Two splits matter. First, brand versus response: some spend builds long-term awareness, some drives enquiries now — you want both, weighted toward response when budgets are tight. Second, organic versus paid: organic content compounds slowly but cheaply; paid buys reach fast but stops when you stop. A common, sensible approach is steady organic plus targeted paid behind your best offers.

The mistakes to avoid

Two errors are common. Spending nothing — then wondering why the phone's quiet — is the obvious one. The subtler one is spending in bursts: a flurry of activity, then silence, then surprise that it didn't stick. Marketing rewards consistency. A smaller amount spent steadily usually beats a big push followed by nothing.

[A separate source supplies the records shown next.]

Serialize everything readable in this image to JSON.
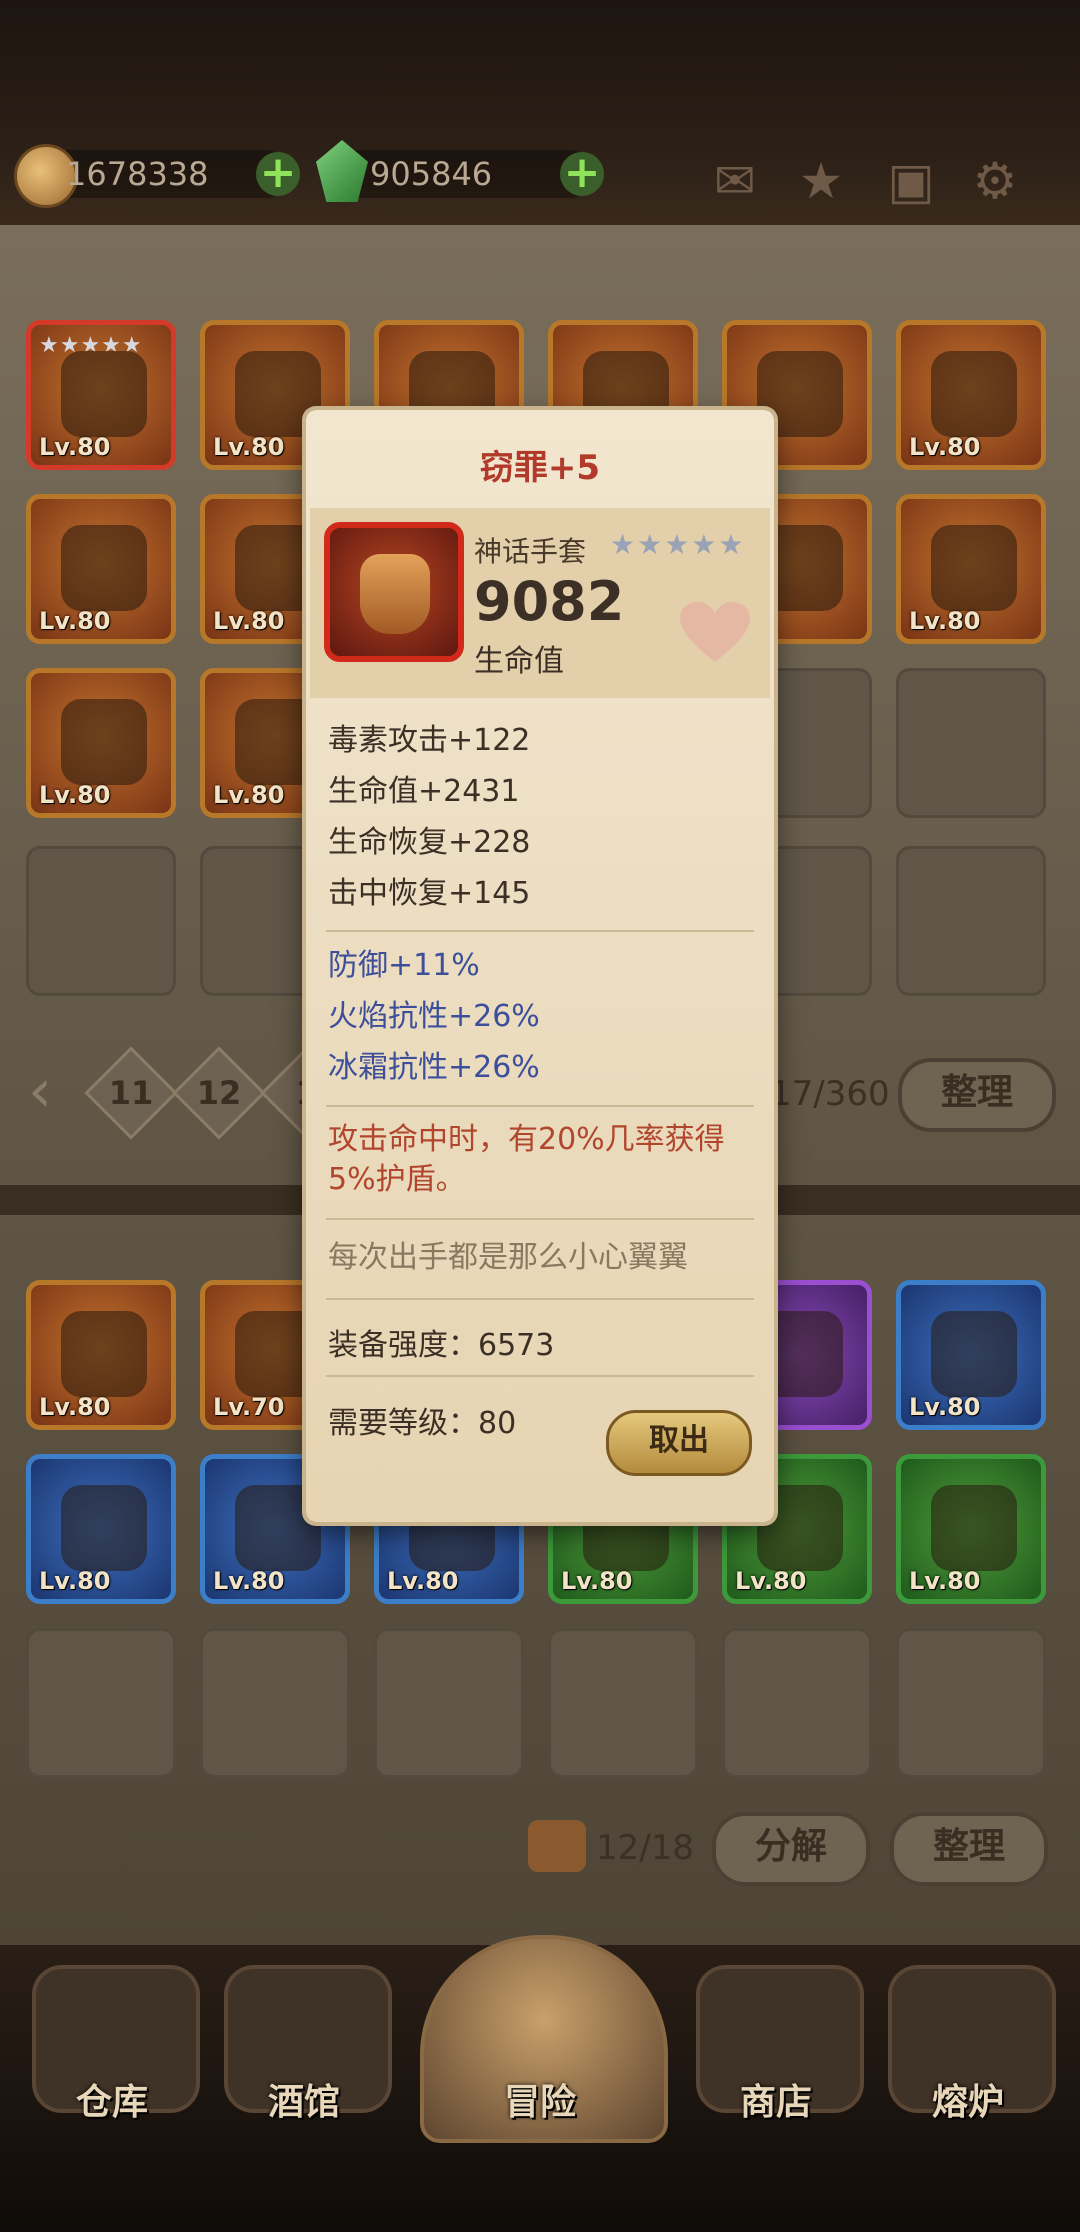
{
  "resources": {
    "gold": "1678338",
    "gems": "905846"
  },
  "top_icons": [
    "mail-icon",
    "favorite-icon",
    "storage-icon",
    "gear-icon"
  ],
  "upper_slots": [
    {
      "level": "Lv.80",
      "stars": "★★★★★"
    },
    {
      "level": "Lv.80"
    },
    {
      "level": ""
    },
    {
      "level": ""
    },
    {
      "level": "80"
    },
    {
      "level": "Lv.80"
    },
    {
      "level": "Lv.80"
    },
    {
      "level": "Lv.80"
    },
    {
      "level": "80"
    },
    {
      "level": "Lv.80"
    },
    {
      "level": "Lv.80"
    },
    {
      "level": "Lv.80"
    }
  ],
  "pagination": {
    "pages": [
      "11",
      "12",
      "1"
    ],
    "count": "17/360",
    "sort_label": "整理"
  },
  "lower_slots": [
    {
      "level": "Lv.80"
    },
    {
      "level": "Lv.70"
    },
    {
      "level": "80"
    },
    {
      "level": "Lv.80"
    },
    {
      "level": "Lv.80"
    },
    {
      "level": "Lv.80"
    },
    {
      "level": "Lv.80"
    },
    {
      "level": "Lv.80"
    },
    {
      "level": "Lv.80"
    },
    {
      "level": "Lv.80"
    }
  ],
  "lower_bar": {
    "count": "12/18",
    "salvage_label": "分解",
    "sort_label": "整理"
  },
  "tabs": [
    "仓库",
    "酒馆",
    "冒险",
    "商店",
    "熔炉"
  ],
  "popup": {
    "title": "窃罪+5",
    "item_type": "神话手套",
    "stars": "★★★★★",
    "main_value": "9082",
    "main_stat": "生命值",
    "base_stats": [
      "毒素攻击+122",
      "生命值+2431",
      "生命恢复+228",
      "击中恢复+145"
    ],
    "bonus_stats": [
      "防御+11%",
      "火焰抗性+26%",
      "冰霜抗性+26%"
    ],
    "effect": "攻击命中时，有20%几率获得5%护盾。",
    "flavor": "每次出手都是那么小心翼翼",
    "power": "装备强度：6573",
    "required_level": "需要等级：80",
    "take_label": "取出"
  }
}
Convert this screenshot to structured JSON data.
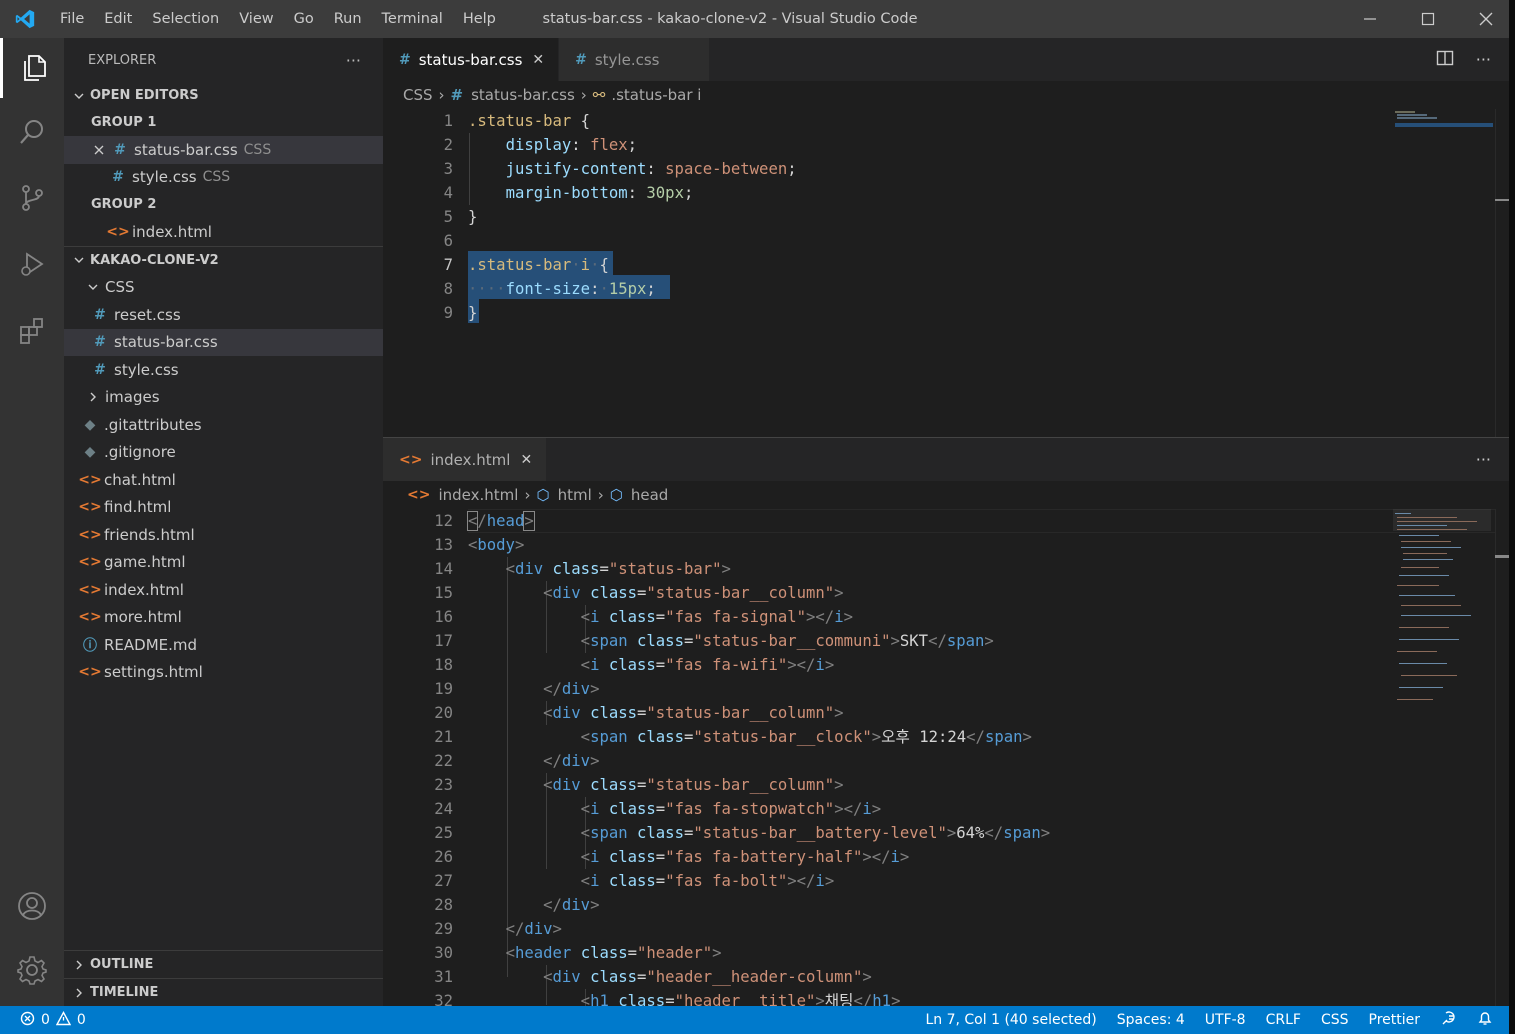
{
  "window": {
    "title": "status-bar.css - kakao-clone-v2 - Visual Studio Code",
    "menu": [
      "File",
      "Edit",
      "Selection",
      "View",
      "Go",
      "Run",
      "Terminal",
      "Help"
    ]
  },
  "sidebar": {
    "title": "EXPLORER",
    "more": "···",
    "open_editors": {
      "label": "OPEN EDITORS",
      "group1": "GROUP 1",
      "group1_items": [
        {
          "name": "status-bar.css",
          "desc": "CSS"
        },
        {
          "name": "style.css",
          "desc": "CSS"
        }
      ],
      "group2": "GROUP 2",
      "group2_items": [
        {
          "name": "index.html"
        }
      ]
    },
    "project": {
      "label": "KAKAO-CLONE-V2",
      "css_folder": "CSS",
      "css_files": [
        "reset.css",
        "status-bar.css",
        "style.css"
      ],
      "images_folder": "images",
      "files": [
        ".gitattributes",
        ".gitignore",
        "chat.html",
        "find.html",
        "friends.html",
        "game.html",
        "index.html",
        "more.html",
        "README.md",
        "settings.html"
      ]
    },
    "outline": "OUTLINE",
    "timeline": "TIMELINE"
  },
  "editor_top": {
    "tabs": [
      {
        "label": "status-bar.css",
        "active": true
      },
      {
        "label": "style.css",
        "active": false
      }
    ],
    "breadcrumbs": [
      "CSS",
      "status-bar.css",
      ".status-bar i"
    ],
    "line_numbers": [
      "1",
      "2",
      "3",
      "4",
      "5",
      "6",
      "7",
      "8",
      "9"
    ]
  },
  "editor_bottom": {
    "tabs": [
      {
        "label": "index.html",
        "active": false
      }
    ],
    "breadcrumbs": [
      "index.html",
      "html",
      "head"
    ],
    "line_numbers": [
      "12",
      "13",
      "14",
      "15",
      "16",
      "17",
      "18",
      "19",
      "20",
      "21",
      "22",
      "23",
      "24",
      "25",
      "26",
      "27",
      "28",
      "29",
      "30",
      "31",
      "32"
    ]
  },
  "statusbar": {
    "errors": "0",
    "warnings": "0",
    "position": "Ln 7, Col 1 (40 selected)",
    "spaces": "Spaces: 4",
    "encoding": "UTF-8",
    "eol": "CRLF",
    "language": "CSS",
    "formatter": "Prettier"
  },
  "colors": {
    "accent": "#007acc",
    "selection": "#264f78",
    "css_icon": "#519aba",
    "html_icon": "#e37933"
  }
}
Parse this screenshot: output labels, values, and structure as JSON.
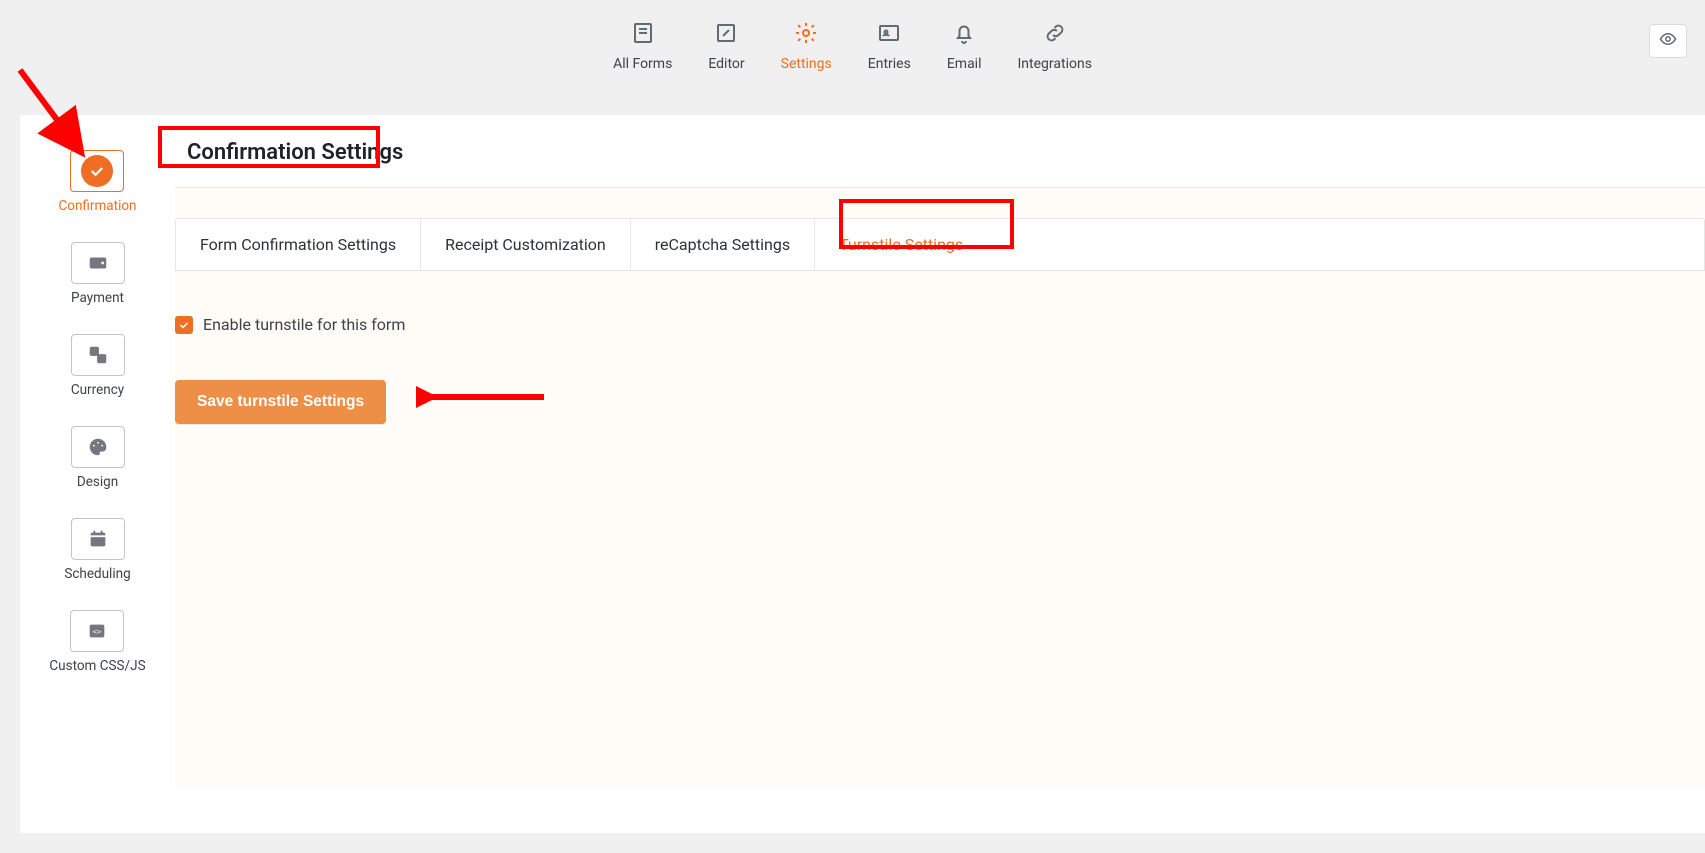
{
  "topnav": {
    "items": [
      {
        "label": "All Forms"
      },
      {
        "label": "Editor"
      },
      {
        "label": "Settings"
      },
      {
        "label": "Entries"
      },
      {
        "label": "Email"
      },
      {
        "label": "Integrations"
      }
    ]
  },
  "sidebar": {
    "items": [
      {
        "label": "Confirmation"
      },
      {
        "label": "Payment"
      },
      {
        "label": "Currency"
      },
      {
        "label": "Design"
      },
      {
        "label": "Scheduling"
      },
      {
        "label": "Custom CSS/JS"
      }
    ]
  },
  "page": {
    "title": "Confirmation Settings"
  },
  "tabs": [
    {
      "label": "Form Confirmation Settings"
    },
    {
      "label": "Receipt Customization"
    },
    {
      "label": "reCaptcha Settings"
    },
    {
      "label": "Turnstile Settings"
    }
  ],
  "form": {
    "enable_label": "Enable turnstile for this form",
    "save_button": "Save turnstile Settings"
  }
}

Start small, measure, scale

If you're unsure, start with an amount you can sustain for several months, decide up front what you'll measure (enquiries, bookings, sales — not likes), and scale up what works. The goal isn't to spend a lot; it's to spend enough to learn what returns, then put more behind that.

Common questions

What percentage of revenue should go to marketing?

As a rough guide, many established small businesses sit around 5–10% of revenue, with newer or fast-growing ones often higher. Use it to sanity-check your number against your size and margins rather than as a fixed rule.

Should a brand-new business spend more?

Usually yes, proportionally, because you're buying awareness you don't yet have. The key is to spend in a measured way and track what's working, so early investment teaches you where to put more later.

How much of the budget should go to ads?

It varies, but a practical approach is steady organic content plus paid spend concentrated behind your strongest offers. Ads buy speed; organic builds trust. Avoid putting everything into ads with nothing to convert the attention they bring.

What if I have almost no budget?

Focus on the free fundamentals first: a complete Google Business profile, reviews, and consistent owner-led content. Get the path to enquiry working, then add paid spend once there's something proven to amplify.